Travel is mind opening, body invigorating and art inducing. Obviously, seeing great works of art and architecture is a valuable experience for any artist. But just being in another world is what I crave and enjoy so much. Once I get my mind outside of my everyday world here in LA, I look at life with an outsider perspective. Seeing Mexico as an outsider, helps me see the US as an outsider, and then my mind breaks open with new perspectives and true excitement.

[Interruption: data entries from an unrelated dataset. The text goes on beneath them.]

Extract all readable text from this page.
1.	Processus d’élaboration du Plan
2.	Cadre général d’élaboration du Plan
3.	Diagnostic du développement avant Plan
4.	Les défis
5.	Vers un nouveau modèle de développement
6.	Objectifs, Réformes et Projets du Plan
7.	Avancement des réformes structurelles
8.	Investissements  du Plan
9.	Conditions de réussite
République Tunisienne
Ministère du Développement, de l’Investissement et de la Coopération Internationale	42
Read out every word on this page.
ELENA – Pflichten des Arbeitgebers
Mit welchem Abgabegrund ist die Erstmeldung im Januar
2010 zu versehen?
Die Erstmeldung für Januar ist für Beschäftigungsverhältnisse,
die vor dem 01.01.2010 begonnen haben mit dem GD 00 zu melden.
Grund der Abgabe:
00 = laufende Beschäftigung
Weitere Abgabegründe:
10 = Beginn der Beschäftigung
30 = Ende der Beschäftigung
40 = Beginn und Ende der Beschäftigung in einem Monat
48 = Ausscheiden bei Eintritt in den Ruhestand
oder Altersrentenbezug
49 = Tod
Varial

There is a much larger world out there. People do things differently, think differently, live differently. Who would I be if I grew up here? What if I painted skulls for the Day of the Dead all day long? How many pesos does it take to Uber from my little hotel to the biggest anthropological museum in the world? How could the richest guy in Mexico have accumulated that much art? Is my Spanish enough to get me by if it had to?

I finally made it to see Frida's hometown!


So don't ask me why it took so long to get me to Ciudad de Mexico. It's cheaper to fly there than to fly back to see my brother in Michigan. I've made it to Cabo San Lucas, but that was not Mexico City - not at all. A bustling metropolis more the size of Shanghai than little New York City. The number of museums, classic architecture, parks, statues and monuments is overwhelming. Anyone whose been there knows the food is seriously great, world class amazing. Even vegans are in heaven.

The Soumaya Art Museum is so cool looking on the outside, I was absolutely fine about not going in at all. But I stuck my head in the door and no one stopped me. That's right, it was free. So I wondered up and around the white ramps that led up and up (like the Guggenheim) and from one outstanding floor to the next. It seemed it would never end - and I was hoping it would end because I was still wearing my walking boot and starting to feel the pain. But the top was an unexpected reward - all sculpture, I mean tons of it, beautifully displayed.

Soumaya Museum is covered in hexagonal tiles


Now I expect to come down off my travel high, dig into the depths for a minute. I'll try to breathe clean air despite the frightening wildfires around me, that have become a normal part of a California life. Ugh, the air is too dry and often smells like a campfire even though I am many miles from any active blaze.

I will buckle down and lie low for awhile. Try to catch up with my life here. I will be brewing and marinating and playing around in the studio seeing what ideas my travel has inspired.